How to Get Better Pricing on Construction Materials
Due to how volatile material pricing is some of the options that were once available to subcontractors to reduce pricing when buying construction materials are no longer available. We spoke with Tony Gonzales, Vice President of ASR Materials, who said that discounts on materials largely come down to distributors being able to “use a discount as leverage to mitigate financial risk to their organization”. In summary- the less risk you, as a subcontractor, present to pay a distributor for goods that you order the more willing they are to discount material prices.

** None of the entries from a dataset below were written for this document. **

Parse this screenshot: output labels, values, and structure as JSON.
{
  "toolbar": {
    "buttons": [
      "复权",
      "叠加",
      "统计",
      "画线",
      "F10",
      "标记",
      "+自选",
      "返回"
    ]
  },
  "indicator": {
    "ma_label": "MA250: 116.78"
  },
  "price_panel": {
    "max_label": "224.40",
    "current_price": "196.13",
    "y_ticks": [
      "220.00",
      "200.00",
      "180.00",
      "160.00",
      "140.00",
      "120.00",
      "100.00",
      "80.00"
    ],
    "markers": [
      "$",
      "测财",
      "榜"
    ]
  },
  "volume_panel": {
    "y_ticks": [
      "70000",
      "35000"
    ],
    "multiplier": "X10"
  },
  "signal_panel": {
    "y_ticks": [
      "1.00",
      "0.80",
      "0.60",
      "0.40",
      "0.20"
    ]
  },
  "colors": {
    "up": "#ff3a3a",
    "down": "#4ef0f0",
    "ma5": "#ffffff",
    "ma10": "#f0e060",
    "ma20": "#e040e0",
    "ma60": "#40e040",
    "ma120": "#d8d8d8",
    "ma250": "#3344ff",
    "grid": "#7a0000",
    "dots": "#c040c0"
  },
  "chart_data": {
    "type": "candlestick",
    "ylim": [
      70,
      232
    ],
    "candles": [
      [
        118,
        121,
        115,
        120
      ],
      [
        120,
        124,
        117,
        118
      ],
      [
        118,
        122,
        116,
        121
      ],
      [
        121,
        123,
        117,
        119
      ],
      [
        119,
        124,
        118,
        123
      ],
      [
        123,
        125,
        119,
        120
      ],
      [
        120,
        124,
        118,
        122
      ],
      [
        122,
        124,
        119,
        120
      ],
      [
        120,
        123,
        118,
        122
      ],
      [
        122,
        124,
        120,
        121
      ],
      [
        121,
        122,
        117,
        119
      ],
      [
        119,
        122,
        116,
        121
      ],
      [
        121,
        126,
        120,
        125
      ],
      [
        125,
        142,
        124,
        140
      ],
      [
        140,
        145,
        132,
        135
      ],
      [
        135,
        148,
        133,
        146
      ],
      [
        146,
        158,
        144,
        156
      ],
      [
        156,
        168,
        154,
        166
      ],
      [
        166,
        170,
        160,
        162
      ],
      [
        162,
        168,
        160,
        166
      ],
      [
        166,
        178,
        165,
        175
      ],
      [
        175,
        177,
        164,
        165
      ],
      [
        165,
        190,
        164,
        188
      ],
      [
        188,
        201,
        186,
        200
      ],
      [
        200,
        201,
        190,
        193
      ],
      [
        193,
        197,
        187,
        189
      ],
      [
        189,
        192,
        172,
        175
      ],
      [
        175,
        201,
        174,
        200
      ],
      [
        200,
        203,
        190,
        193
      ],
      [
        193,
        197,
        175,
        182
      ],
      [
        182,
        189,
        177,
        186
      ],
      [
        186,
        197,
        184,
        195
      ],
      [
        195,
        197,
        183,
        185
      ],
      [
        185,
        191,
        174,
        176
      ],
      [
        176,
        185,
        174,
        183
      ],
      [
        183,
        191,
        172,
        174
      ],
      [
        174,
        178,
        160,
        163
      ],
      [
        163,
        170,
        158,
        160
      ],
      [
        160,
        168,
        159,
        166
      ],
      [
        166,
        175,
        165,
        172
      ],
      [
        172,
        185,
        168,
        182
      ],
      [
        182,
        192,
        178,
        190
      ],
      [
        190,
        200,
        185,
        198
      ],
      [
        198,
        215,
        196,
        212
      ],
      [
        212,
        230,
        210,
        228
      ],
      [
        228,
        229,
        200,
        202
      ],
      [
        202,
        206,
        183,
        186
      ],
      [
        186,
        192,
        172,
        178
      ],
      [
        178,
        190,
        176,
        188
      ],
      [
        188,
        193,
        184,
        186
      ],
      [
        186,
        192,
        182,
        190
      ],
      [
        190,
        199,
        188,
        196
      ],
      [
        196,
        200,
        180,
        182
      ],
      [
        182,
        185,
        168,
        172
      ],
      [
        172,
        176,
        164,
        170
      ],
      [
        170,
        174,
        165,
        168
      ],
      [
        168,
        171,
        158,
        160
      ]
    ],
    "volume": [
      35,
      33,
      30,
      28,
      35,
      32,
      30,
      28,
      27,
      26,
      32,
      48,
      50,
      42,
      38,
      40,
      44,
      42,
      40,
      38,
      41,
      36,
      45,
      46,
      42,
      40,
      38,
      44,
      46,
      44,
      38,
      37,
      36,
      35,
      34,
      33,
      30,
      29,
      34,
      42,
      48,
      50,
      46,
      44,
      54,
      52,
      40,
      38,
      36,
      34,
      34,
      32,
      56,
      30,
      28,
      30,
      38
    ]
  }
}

A lot of distributors used to lock in pricing for customers if they were able to pay for materials in advance, but the industry is changing. In the last few years, manufacturers and raw material suppliers started sending “open purchase orders” to distributors. An open purchase order means that the pricing isn’t set and is dependent on shipping dates meaning that when a distributor purchases materials they don’t even know how much it will cost until closer to the shipping date. Since distributors still need to limit their risk when selling materials they can’t give contractors accurate pricing information either.
The following advice is based on things you, as a subcontractor, can control. We focused on actions that you can take tomorrow to get better pricing on materials from your material suppliers.
1. You are more likely to get a discount from distributors if your company’s order volume is high.
If you are always shopping around for the best bid you may be hurting yourself more than helping. As you build relationships with suppliers and you have higher-order volumes, they are much more likely to extend more favorable payment terms, give discounts when you need them, and help you source materials faster than your competitors. Sometimes working with 1-2 distributors more regularly is the best option than working with the lowest bidder, but having to use 6-10 different distributors.
2. Limit your financial risk to distributors by paying within 30 days or less
*Unless your distributor extends longer terms
We can’t emphasize this enough– the less financial risk you, as a subcontractor, present to a distributor the more likely you are to:
- Have your terms extended
- Have discounts applied to your materials
- Have increased material allocations from suppliers
- Create better relationships with your suppliers
That means that you should be paying your distributors on time every time. If you can pay them upfront that can give you even more favorable terms, but it also hurts your business cash flow which is why options like Material Financing exist.
Every aspect of getting better deals on construction materials revolves around limiting your perceived risk to a material supplier. If you want better deals on materials, build a good relationship with your suppliers by paying them within 30 days or less and use the same suppliers as much as possible.